High-pressure electrolysis (HPE) is the electrolysis of water by decomposition of water (H2O) into oxygen (O2) and hydrogen gas (H2) due to the passing of an electric current through the water. The difference with a standard proton exchange membrane electrolyzer is the compressed hydrogen output around 12–20 megapascals (120–200 bar) at 70 °C. By pressurising the hydrogen in the electrolyser the need for an external hydrogen compressor is eliminated, the average energy consumption for internal differential pressure compression is around 3%.
As the required compression power for water is less than that for hydrogen-gas the water is pumped up to a high-pressure, in the other approach differential pressure is used. There is also an importance for the electrolyser stacks to be able to accept a fluctuating electrical input, such as that found with renewable energy. This then enables the ability to help with grid balancing and energy storage.

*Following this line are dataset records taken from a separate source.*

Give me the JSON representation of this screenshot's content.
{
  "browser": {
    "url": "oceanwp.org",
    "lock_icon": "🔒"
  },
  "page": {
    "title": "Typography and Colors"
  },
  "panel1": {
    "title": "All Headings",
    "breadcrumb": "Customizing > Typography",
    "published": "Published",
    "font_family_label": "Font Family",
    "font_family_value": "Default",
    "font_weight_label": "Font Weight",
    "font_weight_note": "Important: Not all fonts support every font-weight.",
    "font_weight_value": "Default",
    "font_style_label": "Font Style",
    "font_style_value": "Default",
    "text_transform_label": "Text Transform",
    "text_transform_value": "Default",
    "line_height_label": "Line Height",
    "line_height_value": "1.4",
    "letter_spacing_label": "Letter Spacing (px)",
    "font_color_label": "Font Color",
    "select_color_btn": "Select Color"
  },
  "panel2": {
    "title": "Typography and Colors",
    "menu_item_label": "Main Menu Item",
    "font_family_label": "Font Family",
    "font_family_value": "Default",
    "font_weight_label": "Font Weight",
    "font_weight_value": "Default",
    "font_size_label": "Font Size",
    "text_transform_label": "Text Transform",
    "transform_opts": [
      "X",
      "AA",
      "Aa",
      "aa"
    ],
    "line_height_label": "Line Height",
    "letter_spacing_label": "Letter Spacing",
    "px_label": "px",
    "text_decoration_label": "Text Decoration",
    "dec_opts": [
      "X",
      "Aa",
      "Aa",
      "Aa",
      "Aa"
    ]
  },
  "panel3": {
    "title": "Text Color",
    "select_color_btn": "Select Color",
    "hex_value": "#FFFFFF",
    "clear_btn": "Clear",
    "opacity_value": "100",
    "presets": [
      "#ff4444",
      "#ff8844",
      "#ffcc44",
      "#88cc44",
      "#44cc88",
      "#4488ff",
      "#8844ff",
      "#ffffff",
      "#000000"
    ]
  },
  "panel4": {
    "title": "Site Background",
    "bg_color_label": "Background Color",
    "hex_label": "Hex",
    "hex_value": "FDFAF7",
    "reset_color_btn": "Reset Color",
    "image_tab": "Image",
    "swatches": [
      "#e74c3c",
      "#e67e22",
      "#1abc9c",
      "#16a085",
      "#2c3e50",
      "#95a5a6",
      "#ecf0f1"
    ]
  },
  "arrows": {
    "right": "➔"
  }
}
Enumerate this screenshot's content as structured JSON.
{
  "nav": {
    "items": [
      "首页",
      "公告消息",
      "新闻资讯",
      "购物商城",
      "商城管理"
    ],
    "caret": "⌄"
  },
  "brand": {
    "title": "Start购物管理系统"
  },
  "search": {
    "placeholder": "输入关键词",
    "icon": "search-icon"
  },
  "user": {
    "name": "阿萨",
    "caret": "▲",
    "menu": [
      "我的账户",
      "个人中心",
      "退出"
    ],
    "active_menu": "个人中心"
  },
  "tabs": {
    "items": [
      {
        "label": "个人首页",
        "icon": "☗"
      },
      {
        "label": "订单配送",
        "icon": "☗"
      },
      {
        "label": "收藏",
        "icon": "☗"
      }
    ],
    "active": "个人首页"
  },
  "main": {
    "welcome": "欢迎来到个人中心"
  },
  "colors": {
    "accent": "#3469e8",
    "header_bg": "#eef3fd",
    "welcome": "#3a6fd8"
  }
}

Ultrahigh-pressure electrolysis is high-pressure electrolysis operating at 340–690 bars (5,000–10,000 psi). At ultra-high pressures the water solubility and cross-permeation across the membrane of H2 and O2 is affecting hydrogen purity, modified PEMs are used to reduce cross-permeation in combination with catalytic H2/O2 recombiners to maintain H2 levels in O2 and O2 levels in H2 at values compatible with hydrogen safety requirements.
The US DOE believes that high-pressure electrolysis, supported by ongoing research and development, will contribute to the enabling and acceptance of technologies where hydrogen is the energy carrier between renewable energy resources and clean energy consumers.
High-pressure electrolysis is being investigated by the DOE for efficient production of hydrogen from water. The target total in 2005 is $4.75 per gge H2 at an efficiency of 64%. The total goal for the DOE in 2010 is $2.85 per gge H2 at an efficiency of 75%. As of 2005 the DOE provided a total of $1,563,882 worth of funding for research.
The Forschungszentrum Jülich, in Jülich Germany is currently researching the cost reduction of components used in high-pressure PEM electrolysis in the EKOLYSER  project. The primary goal of this research is to improve performance and gas purity, reduce cost and volume of expensive materials and reach the alternative energy targets set forth by the German government for 2050 in the Energy Concept published in 2010.